Ankara 4. Ağır Ceza Mahkemesince Sincan Cezaevi yerleşkesindeki duruşma salonunda görülen davada, eski Kurmay Albay Ahmet Özçetin'in çapraz sorgusu ile devam edildi. Sanık Özçetin, bir sanık avukatının, 15 Temmuz günü ABD'li iki kişinin üssü ziyaretiyle ilgili daha önce bir sınığın ifadesini hatırlatması üzerine, "Bunlar rutin uygulamalar. Bu konuda bir bilgim yok. Ancak üst tarihinde ilk kez karşılaştığım bir durum oldu. 15 Temmuz'dan yaklaşık 1.5 ay önce bir grup, Akıncı Üssü'nü ziyaret etmek istedi. Bu istek ısrarla talep edildi. Bu istek MİT'ten gelmişti. ve ısrarla istenen bu faaliyet kapsamında MİT'e bağlı yaklaşık 40 kişi Akıncı Üssü'ne geldi. Nihat Altıntop bu gruba bilgi verdi. Üstle ilgili, cephaneler dahil her türlü konuda sorular soruldu. Bu, hem MİT hem Akıncı Üssü için ilk kez yapılan bir faaliyetti" dedi.

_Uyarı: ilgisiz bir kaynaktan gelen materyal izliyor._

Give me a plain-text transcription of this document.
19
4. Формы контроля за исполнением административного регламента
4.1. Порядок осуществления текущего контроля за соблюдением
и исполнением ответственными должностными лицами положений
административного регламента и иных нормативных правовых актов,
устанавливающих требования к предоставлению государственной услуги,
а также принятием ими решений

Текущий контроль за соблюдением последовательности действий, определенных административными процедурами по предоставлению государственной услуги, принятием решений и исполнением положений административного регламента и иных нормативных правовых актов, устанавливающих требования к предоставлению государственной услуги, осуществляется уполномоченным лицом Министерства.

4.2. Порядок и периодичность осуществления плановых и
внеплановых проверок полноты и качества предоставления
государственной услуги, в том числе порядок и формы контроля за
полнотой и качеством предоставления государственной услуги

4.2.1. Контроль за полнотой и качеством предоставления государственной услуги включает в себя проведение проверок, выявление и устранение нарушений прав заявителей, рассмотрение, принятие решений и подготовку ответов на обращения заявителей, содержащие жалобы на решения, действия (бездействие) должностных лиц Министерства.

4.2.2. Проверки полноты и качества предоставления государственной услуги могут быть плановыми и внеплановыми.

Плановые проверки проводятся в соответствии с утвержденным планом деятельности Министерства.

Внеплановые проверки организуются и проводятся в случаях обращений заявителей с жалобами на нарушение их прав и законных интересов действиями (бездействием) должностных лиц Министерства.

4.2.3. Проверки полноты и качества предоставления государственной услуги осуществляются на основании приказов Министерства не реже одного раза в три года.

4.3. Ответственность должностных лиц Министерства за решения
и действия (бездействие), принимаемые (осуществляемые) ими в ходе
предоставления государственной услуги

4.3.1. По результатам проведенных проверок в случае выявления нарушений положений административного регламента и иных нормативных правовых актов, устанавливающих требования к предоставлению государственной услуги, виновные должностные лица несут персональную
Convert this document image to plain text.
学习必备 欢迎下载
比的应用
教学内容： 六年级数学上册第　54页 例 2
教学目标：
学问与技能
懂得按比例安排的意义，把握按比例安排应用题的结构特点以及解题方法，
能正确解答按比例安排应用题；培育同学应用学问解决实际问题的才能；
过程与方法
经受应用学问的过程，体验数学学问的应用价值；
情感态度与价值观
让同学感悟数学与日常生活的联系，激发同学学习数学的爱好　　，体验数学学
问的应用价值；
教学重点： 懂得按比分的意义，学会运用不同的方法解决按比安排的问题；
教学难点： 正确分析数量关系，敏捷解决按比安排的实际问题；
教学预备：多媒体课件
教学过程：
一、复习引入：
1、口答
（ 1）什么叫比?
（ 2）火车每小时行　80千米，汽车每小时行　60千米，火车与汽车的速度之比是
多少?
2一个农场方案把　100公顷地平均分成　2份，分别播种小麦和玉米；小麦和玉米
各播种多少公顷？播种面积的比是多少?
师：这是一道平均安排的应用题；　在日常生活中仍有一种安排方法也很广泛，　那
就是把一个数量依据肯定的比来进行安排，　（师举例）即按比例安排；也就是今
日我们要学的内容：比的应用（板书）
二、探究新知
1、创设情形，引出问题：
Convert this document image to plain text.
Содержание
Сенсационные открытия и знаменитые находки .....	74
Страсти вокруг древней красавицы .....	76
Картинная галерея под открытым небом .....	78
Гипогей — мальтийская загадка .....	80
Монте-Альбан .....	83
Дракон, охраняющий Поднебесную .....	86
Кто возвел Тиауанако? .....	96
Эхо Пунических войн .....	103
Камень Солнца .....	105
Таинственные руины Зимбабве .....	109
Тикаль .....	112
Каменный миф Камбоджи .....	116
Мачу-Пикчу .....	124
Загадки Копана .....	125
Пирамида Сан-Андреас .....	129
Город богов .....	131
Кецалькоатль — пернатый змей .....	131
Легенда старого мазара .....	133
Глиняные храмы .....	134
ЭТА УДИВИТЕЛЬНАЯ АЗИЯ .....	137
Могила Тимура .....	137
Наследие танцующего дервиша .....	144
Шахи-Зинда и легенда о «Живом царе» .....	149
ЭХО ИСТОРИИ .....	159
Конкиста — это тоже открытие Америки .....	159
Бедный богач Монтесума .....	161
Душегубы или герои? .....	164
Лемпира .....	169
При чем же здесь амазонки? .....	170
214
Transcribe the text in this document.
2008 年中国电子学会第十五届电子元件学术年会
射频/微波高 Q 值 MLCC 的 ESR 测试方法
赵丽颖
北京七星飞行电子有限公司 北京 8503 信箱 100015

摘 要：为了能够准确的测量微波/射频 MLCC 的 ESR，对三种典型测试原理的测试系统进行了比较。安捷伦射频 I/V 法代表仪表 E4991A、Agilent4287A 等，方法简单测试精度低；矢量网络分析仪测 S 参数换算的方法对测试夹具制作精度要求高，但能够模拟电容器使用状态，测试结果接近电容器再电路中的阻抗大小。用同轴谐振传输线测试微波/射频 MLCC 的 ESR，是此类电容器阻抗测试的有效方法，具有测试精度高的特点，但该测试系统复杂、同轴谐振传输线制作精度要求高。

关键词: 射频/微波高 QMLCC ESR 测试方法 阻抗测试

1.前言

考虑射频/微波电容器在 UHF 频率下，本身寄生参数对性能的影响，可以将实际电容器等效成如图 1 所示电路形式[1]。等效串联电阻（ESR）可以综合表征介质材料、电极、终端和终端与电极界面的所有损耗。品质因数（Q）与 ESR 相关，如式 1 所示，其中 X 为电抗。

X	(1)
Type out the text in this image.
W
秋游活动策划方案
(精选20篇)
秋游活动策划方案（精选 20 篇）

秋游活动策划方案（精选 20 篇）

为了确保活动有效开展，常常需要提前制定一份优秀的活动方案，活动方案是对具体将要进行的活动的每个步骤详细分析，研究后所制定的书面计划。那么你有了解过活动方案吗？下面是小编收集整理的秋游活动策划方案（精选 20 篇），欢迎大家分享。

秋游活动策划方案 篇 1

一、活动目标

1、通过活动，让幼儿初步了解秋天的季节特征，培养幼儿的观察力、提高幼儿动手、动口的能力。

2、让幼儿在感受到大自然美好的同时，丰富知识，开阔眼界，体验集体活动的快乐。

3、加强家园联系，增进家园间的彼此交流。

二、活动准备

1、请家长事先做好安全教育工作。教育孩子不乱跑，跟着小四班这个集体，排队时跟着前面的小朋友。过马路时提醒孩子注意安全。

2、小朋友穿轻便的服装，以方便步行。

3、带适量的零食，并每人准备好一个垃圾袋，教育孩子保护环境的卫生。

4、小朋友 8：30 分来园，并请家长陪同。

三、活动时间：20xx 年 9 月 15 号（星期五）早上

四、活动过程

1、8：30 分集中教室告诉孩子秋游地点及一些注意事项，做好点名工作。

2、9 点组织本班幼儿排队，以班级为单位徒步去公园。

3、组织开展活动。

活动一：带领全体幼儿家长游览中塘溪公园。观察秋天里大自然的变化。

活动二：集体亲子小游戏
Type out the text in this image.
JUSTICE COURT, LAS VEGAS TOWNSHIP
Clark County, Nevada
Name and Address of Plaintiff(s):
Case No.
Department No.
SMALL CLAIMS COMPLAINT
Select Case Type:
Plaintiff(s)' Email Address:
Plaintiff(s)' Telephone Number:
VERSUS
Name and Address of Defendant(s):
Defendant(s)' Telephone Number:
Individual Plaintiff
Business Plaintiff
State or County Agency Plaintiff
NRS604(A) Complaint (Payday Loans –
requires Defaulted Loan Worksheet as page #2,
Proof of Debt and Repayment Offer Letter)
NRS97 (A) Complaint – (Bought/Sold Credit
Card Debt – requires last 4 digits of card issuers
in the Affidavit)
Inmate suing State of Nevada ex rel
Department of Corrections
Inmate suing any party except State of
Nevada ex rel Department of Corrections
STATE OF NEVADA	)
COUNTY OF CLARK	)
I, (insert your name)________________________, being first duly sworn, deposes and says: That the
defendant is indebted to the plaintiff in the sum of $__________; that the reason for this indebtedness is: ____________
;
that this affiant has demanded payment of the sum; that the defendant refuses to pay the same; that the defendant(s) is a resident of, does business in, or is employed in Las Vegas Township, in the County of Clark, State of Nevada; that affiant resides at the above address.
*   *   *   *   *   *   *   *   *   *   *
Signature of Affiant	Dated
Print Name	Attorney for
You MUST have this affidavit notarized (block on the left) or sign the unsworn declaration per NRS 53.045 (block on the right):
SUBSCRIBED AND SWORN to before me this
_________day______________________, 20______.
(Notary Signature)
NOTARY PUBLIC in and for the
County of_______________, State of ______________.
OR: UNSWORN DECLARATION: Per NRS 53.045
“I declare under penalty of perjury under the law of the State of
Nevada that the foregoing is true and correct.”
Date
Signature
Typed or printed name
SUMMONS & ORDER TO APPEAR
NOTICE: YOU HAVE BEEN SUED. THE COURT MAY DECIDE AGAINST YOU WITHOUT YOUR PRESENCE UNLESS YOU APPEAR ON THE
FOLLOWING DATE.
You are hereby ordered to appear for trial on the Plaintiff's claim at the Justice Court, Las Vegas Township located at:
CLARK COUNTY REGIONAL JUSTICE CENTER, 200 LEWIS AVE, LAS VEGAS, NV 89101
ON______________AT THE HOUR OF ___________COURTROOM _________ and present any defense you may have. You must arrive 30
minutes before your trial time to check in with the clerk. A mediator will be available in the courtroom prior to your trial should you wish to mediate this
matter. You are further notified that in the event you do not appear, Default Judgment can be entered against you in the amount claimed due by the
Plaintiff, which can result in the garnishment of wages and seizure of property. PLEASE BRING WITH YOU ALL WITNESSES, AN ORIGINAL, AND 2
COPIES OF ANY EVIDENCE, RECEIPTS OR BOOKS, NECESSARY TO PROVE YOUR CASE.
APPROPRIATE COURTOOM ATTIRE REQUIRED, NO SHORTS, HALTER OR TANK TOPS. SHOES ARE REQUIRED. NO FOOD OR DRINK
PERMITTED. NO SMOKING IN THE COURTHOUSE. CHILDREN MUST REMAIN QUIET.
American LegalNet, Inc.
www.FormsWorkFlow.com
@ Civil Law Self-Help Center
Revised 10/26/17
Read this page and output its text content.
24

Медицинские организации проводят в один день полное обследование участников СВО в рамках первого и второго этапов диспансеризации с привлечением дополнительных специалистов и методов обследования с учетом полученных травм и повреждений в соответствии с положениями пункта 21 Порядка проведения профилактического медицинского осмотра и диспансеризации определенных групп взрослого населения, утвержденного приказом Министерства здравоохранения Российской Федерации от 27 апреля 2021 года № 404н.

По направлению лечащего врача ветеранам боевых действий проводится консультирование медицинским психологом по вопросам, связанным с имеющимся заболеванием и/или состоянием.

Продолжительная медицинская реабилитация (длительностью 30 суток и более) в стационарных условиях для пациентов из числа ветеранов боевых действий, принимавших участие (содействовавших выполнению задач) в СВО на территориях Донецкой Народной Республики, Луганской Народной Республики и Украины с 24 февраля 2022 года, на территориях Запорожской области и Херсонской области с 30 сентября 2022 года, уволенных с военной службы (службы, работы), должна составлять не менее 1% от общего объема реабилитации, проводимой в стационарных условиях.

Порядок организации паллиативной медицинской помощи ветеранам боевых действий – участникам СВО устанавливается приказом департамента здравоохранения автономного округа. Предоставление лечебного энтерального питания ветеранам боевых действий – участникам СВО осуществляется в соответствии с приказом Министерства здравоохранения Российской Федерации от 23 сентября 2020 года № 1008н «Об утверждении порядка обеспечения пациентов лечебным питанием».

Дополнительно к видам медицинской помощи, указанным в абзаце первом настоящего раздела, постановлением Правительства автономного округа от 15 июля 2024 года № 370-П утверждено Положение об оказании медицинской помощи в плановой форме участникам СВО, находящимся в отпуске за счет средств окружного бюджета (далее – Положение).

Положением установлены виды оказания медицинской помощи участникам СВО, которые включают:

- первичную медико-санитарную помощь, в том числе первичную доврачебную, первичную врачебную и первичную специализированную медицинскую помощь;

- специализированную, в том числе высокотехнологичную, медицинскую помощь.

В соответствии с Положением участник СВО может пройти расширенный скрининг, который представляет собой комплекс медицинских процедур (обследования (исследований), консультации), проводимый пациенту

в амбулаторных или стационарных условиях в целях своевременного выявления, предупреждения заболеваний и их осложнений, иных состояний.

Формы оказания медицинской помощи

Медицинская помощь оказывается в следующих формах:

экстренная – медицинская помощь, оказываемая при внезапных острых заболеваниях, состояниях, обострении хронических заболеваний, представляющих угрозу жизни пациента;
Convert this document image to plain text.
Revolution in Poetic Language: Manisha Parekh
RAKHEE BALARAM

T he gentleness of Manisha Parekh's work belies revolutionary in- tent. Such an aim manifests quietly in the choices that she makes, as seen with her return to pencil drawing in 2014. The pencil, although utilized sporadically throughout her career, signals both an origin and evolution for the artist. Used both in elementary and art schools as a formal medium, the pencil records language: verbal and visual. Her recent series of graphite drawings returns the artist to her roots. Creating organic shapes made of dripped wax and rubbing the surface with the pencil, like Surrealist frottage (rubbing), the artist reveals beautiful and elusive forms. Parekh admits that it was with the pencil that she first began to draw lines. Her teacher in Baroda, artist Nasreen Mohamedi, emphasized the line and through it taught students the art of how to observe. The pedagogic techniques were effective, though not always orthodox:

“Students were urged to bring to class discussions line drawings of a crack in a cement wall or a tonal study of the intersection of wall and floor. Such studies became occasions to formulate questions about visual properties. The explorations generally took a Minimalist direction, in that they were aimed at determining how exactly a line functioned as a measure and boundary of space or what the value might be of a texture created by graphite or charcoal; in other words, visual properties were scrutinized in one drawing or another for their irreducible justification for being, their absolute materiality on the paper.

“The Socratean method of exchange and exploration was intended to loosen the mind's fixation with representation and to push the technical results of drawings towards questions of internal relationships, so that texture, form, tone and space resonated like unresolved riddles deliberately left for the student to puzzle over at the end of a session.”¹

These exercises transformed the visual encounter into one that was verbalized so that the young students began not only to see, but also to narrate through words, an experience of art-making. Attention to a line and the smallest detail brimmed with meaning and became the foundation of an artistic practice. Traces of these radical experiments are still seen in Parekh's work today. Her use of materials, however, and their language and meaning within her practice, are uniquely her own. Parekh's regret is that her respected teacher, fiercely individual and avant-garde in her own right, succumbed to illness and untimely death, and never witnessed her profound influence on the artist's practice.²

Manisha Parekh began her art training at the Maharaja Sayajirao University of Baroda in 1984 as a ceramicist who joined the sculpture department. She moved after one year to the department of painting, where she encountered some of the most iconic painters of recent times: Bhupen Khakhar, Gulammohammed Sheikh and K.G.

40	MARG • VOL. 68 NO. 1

Avukatın, "Daha önce bir sanık hatta detay vererek, biri siyahi iki yabancı askerin üsse geldiğini ve incelemelerde bulunduğunu söyledi. Sizin bundan haberiniz olması gerekmez mi? şeklinde soru yöneltti. Sanık Özçetin, "Akıllı mühimmatların sayımı ile ilgili geldikleri yönünde ifadeler var. Ancak benim bu soru ile ilgili vereceğim cevaplarda devlet sırrı olacak konular var. Eğer salon boşaltılırsa mahkemenize anlatırım" dedi.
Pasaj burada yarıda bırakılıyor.